A further point is made against the verdict because the jury were authorized to consider the expense bills incurred by the deceased for treatment, whereas the petition averred bills had been paid. Decisions on this point go no further than to hold if evidence of the incurring of bills is offered under a petition which avers payment of them, the evidence is incompetent against an objection. [Spengler v. Transit Co., 108 Mo. App. 829, 83 S. W. 312.] In the cited case this court held if such evidence is received without objection, it may be referred to the jury; and this is in accord with, the ruling in Mellor v. Railroad, supra.

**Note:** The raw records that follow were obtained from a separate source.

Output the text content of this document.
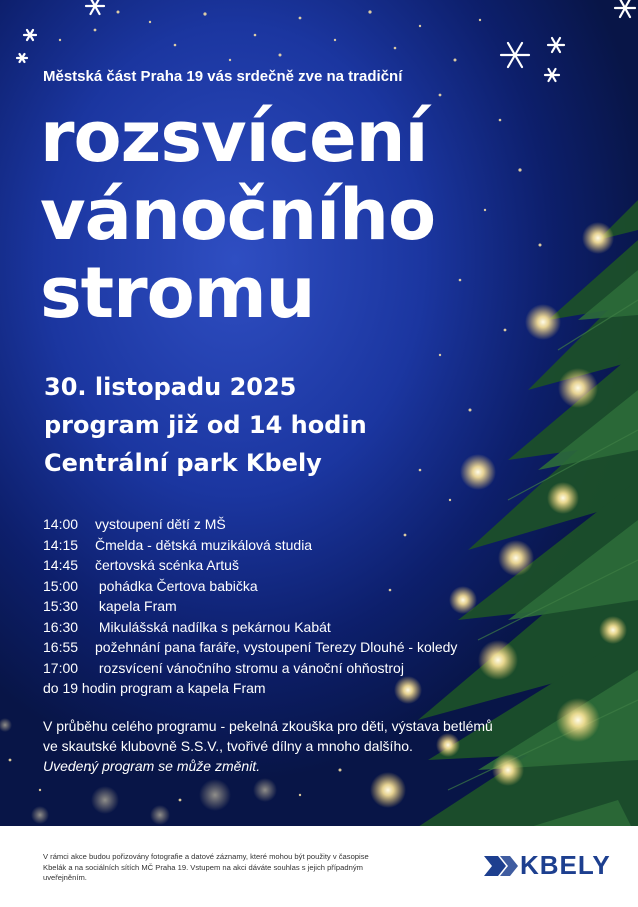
Městská část Praha 19 vás srdečně zve na tradiční
rozsvícení
vánočního
stromu
30. listopadu 2025
program již od 14 hodin
Centrální park Kbely
14:00 vystoupení dětí z MŠ
14:15 Čmelda - dětská muzikálová studia
14:45 čertovská scénka Artuš
15:00 pohádka Čertova babička
15:30 kapela Fram
16:30 Mikulášská nadílka s pekárnou Kabát
16:55 požehnání pana faráře, vystoupení Terezy Dlouhé - koledy
17:00 rozsvícení vánočního stromu a vánoční ohňostroj
do 19 hodin program a kapela Fram
V průběhu celého programu - pekelná zkouška pro děti, výstava betlémů
ve skautské klubovně S.S.V., tvořivé dílny a mnoho dalšího.
Uvedený program se může změnit.
V rámci akce budou pořizovány fotografie a datové záznamy, které mohou být použity v časopise Kbelák a na sociálních sítích MČ Praha 19. Vstupem na akci dáváte souhlas s jejich případným uveřejněním.	KBELY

*666One of the eyewitnesses of the accident was permitted to state, against an objection, the distance in which the automobile could have been stopped, and the same testimony was drawn from a witness for defendant on cross-examination, defendant objecting to the question. The first witness was said not to be qualified to testify as an expert. He was an eyewitness of the accident and testified his opinion about the distance in which a machine like defendant’s and going at the speed it was on the occasion in question, could be stopped. We overrule the assignment, as the witness said he had had considerable experience in observing the speed of machines, had attended races, ridden in automobiles every day and read their speedometers, had been with the Diamond Rubber Company in its repair department for years and said company left to his judgment all matters based on speed. We think reason has not been shown for a reversal on this ground, as the trial court had some degree of discretion in the matter. The case of Sears v. Railroad, 6 Wash. 277, is exactly in point, though the witness therein was not so well qualified as the one who testified in this case. See, too, Bradford v. Railroad, 64 Mo. App. 475; Stotler v. Railroad, 200 Mo. 107, 98 S. W. 509. The objections to said testimony were directed likewise against its relevancy to the issues, as the petition did not assign for a cause of action, negligent failure to stop the car. In its answer defendant charged contributory negligence, saying deceased passed hurriedly from the sidewalk into the street near the automobile and so near it was impossible to stop, in time to avoid injuring deceased. Defendant put in evidence to prove those allegations, and to meet the defense thus attempted, it was proper to permit plaintiff to prove the possibility of stopping the machine after the dangerous position of deceased should have been seen; not as a basis of recovery, but to overcome the defense. The court allowed a verdict against defendant only on the *667ground of excessive speed and not for failure to nse ordinary care to stop the machine after the danger of an accident was visible.

The judgment is affirmed.

All concur.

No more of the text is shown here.